А ему самому не так уж много и надо в этой жизни. Щепоть хорошо разваренного плова, глоток-другой пенного кумыса и удобная обувь, чтобы не сильно беспокоили застарелые мозоли. Но ради сохранения своего рода ему надо позаботиться и о землях, которые пока еще далеко.

И той же весной года цзи-мао[113] начался великий огненный поход стремительного Джэбэ-нойона и Субудай-багатура. Один за другим заполыхали в пламени пожарищ города северного Ирана: Мерв, Туе, Нишапур и другие. Очевидно, обильный аромат паленого человеческого мяса приятно щекотал ноздри монгольских богов, а их уши радостно взимали стонам беззащитных жителей, плачу женщин и крикам убиваемых детей, потому что они даровали своим любимцам одну победу за другой.

Но одноглазый Субудай[114] продолжал недовольно хмуриться, памятуя о том, что им не удалось выполнить даже самую первую задачу повелителя всех земель и народов — найти хорезмского шаха Мухаммеда. На привалах он только насмешливо хмыкал, когда слышал бахвальство своего более молодого сотоварища по этому походу, и всегда находил повод тонко поддеть его.

Это было тем более легко, потому что именно Субудай был в числе тех немногих, кто знал настоящее имя этого тайджиута. Причем не то, которым назвался он сам, попав в плен Чингисхану после битвы у реки Онон[115]. Не-ет. В имени Чжиргоадай как раз и не было ничего зазорного, а вот еще одного, которого Джэбэ сильно смущался, не знал практически никто. Правда, Субудай никому его не выдавал и, подобно самому Джебэ, держал в строгом секрете, однако, оставаясь наедине, не упускал случая назвать его Хуром[116].

Злясь на одноглазого, Джэбэ старался не упускать возможности показать свой верх во всем остальном, иногда чрезмерно горячась и всегда проявляя нетерпеливость. Неудивительно, что именно он заторопил Субудая в первый весенний месяц года Дракона[117] сниматься с зимней кочевки, которой стали окрестности города Рея, и поспешить к Азербайджану, где их вновь ждала богатая добыча и много-много податливых покорных пленниц, которых так приятно насиловать, с наслаждением вдыхая дым свежих пожарищ.

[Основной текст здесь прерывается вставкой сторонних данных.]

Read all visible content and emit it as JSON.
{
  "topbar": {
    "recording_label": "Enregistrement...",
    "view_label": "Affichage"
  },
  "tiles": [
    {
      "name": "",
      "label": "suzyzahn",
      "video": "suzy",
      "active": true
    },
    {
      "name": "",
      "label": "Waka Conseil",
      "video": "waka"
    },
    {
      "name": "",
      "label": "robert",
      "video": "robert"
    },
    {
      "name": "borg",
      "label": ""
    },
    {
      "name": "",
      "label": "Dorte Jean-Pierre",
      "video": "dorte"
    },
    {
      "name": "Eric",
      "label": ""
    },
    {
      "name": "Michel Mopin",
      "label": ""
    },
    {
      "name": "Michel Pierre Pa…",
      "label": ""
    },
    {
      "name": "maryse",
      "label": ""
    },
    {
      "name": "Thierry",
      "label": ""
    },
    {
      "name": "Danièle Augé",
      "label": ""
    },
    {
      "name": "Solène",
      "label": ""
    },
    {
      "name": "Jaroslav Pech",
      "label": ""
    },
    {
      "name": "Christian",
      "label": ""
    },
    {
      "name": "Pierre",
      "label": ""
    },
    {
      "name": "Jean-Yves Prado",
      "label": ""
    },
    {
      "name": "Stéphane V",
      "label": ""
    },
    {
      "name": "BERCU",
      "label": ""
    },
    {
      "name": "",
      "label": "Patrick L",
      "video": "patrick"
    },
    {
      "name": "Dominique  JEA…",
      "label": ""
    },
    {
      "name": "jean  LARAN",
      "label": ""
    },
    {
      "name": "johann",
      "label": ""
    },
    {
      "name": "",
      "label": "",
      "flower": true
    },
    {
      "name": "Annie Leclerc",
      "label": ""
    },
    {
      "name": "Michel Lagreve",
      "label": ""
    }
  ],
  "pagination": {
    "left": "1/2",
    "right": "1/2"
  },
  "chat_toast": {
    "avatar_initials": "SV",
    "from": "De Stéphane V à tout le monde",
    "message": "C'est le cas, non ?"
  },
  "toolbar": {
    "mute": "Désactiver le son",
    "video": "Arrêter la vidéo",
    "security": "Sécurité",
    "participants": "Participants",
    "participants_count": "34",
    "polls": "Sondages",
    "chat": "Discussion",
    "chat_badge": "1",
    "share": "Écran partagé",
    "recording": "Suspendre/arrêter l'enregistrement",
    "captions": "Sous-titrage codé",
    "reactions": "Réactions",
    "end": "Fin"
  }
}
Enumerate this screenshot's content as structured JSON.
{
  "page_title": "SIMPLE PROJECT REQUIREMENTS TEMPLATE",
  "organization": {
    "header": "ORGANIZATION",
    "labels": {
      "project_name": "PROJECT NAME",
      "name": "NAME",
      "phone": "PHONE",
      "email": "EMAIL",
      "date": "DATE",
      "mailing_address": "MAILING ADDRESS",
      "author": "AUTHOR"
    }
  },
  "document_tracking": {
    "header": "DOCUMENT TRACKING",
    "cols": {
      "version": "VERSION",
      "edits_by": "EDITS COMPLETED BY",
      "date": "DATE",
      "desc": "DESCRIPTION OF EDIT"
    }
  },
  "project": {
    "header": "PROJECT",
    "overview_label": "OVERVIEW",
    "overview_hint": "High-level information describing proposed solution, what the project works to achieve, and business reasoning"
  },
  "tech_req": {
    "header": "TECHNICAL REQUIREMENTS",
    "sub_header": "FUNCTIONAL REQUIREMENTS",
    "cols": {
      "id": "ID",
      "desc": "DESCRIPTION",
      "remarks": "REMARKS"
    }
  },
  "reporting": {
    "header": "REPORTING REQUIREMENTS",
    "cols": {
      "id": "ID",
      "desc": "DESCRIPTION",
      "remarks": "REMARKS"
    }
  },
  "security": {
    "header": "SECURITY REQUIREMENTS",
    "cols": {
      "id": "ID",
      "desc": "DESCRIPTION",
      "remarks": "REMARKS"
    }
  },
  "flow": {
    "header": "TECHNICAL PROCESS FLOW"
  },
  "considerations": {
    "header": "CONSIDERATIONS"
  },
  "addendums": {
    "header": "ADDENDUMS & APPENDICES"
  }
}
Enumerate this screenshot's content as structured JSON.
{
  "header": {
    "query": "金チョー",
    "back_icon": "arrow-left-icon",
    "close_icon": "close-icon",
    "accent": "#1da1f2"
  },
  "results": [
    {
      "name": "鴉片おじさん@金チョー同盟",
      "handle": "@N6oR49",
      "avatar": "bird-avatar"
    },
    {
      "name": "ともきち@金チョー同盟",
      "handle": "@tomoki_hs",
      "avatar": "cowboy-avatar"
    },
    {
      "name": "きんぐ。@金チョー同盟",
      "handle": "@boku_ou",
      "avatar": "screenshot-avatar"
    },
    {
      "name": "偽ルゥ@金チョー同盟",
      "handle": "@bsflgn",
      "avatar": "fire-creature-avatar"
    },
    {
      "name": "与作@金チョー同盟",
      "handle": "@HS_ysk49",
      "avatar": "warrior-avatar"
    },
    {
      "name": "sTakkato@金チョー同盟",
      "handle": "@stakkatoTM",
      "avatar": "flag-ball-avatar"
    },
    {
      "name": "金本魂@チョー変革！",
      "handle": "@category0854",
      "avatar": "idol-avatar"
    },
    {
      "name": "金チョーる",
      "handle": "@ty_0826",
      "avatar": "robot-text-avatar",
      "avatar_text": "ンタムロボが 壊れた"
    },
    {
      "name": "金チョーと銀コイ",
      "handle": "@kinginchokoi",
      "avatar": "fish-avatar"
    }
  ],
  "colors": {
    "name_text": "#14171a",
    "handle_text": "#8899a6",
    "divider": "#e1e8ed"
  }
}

И с каждым днем расстояние между монгольскими туменами и южными русскими княжествами неумолимо уменьшалось, хотя пока еще было достаточно велико. К тому же монголов отделяли от Руси не только бесчисленные версты половецких степей, пока еще перед ними высились и отроги могучего Кавказа.

Надолго ли? Бог весть. Да и вообще, кто в этом мире из обычных людей может хоть что-то предугадать, а уж тем более знать наверняка? Нет таких, а если и есть, то порой и они ошибаются, причем зачастую очень сильно.

Истина ведома лишь небесам, но они жалеют людей и потому молчат, не желая умножать их страдания, ибо сказано древними, что «во многой мудрости много печали и кто умножает познания, умножает скорбь»[118].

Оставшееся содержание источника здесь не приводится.